Cuando acabó, se subió
rápidamente las braguitas y esperó en la oscuridad, aguzando el oído. Pero lo
único que pudo distinguir fue un suave susurro entre las copas de los árboles y
su propia sangre bombeándole en las sienes. Esperó hasta que se le reguló el
pulso, quitó el gancho y abrió la puerta. La oscura silueta llenaba
prácticamente todo el hueco. Había estado esperando en el peldaño, totalmente
inmóvil. De pronto, se vio sobre el asiento del retrete con él de pie,
inclinado sobre ella. Cerró la puerta tras de sí.
—¿Tú? —preguntó ella.
—Yo —respondió con una voz
extraña, temblorosa y bronca.
Se abalanzó sobre ella.
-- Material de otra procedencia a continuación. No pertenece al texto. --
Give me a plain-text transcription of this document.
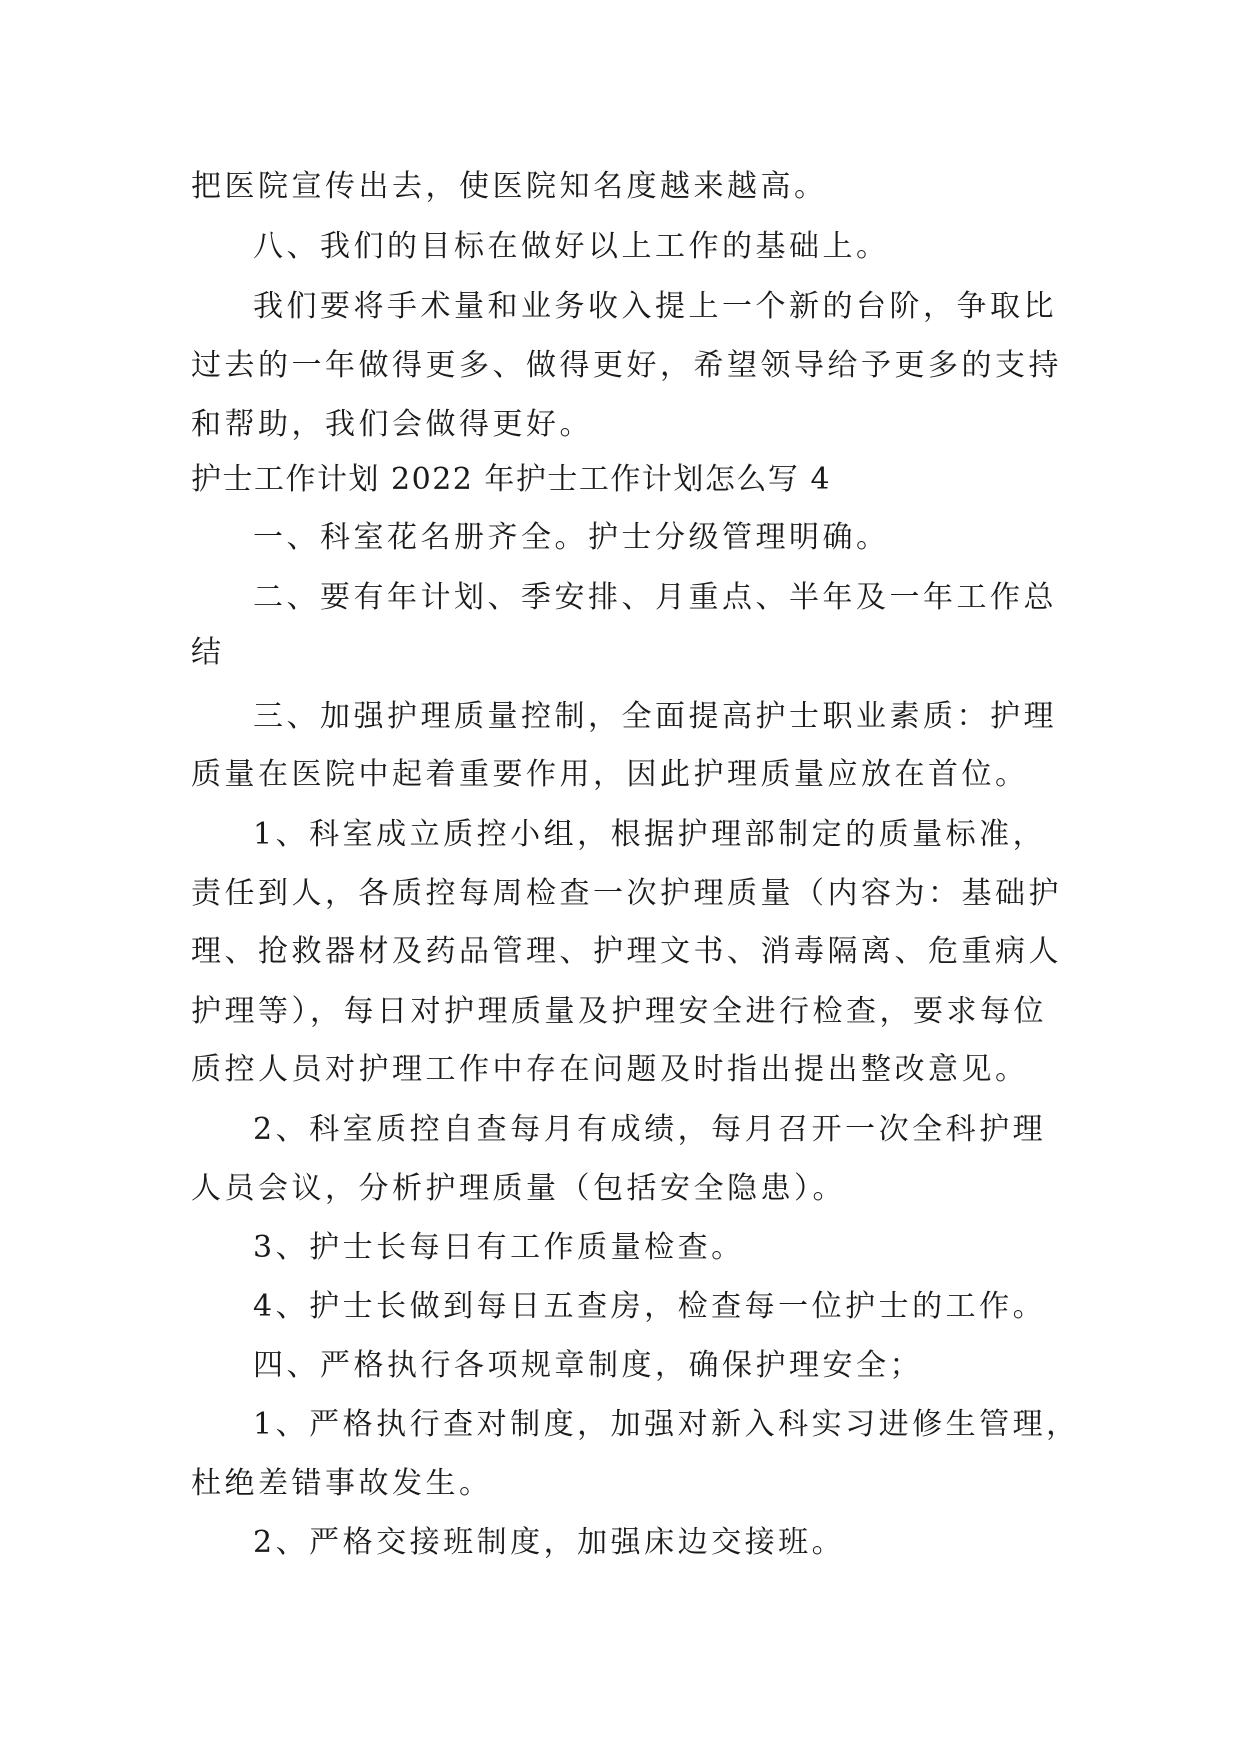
把医院宣传出去，使医院知名度越来越高。
八、我们的目标在做好以上工作的基础上。
我们要将手术量和业务收入提上一个新的台阶，争取比
过去的一年做得更多、做得更好，希望领导给予更多的支持
和帮助，我们会做得更好。
护士工作计划 2022 年护士工作计划怎么写 4
一、科室花名册齐全。护士分级管理明确。
二、要有年计划、季安排、月重点、半年及一年工作总
结
三、加强护理质量控制，全面提高护士职业素质：护理
质量在医院中起着重要作用，因此护理质量应放在首位。
1、科室成立质控小组，根据护理部制定的质量标准，
责任到人，各质控每周检查一次护理质量（内容为：基础护
理、抢救器材及药品管理、护理文书、消毒隔离、危重病人
护理等），每日对护理质量及护理安全进行检查，要求每位
质控人员对护理工作中存在问题及时指出提出整改意见。
2、科室质控自查每月有成绩，每月召开一次全科护理
人员会议，分析护理质量（包括安全隐患）。
3、护士长每日有工作质量检查。
4、护士长做到每日五查房，检查每一位护士的工作。
四、严格执行各项规章制度，确保护理安全；
1、严格执行查对制度，加强对新入科实习进修生管理，
杜绝差错事故发生。
2、严格交接班制度，加强床边交接班。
Los ojos
le brillaban en la oscuridad. Le mordió el labio inferior hasta hacerla sangrar
y coló una mano por debajo del camisón para quitarle las bragas con violencia.
Y ella se quedó paralizada bajo el filo de la navaja que le quemaba la piel del
cuello mientras él, cual perro en celo, la embestía con los genitales incluso
antes de haberse quitado los pantalones.
—Una palabra, y te corto en
pedazos —susurró.
Pero ella nunca pronunció una
palabra. Porque tenía catorce años y estaba segura de que si cerraba los ojos
con fuerza y se concentraba, podría ver las estrellas a través del techo. Dios
tenía poder para hacer cosas así. Si Él quería.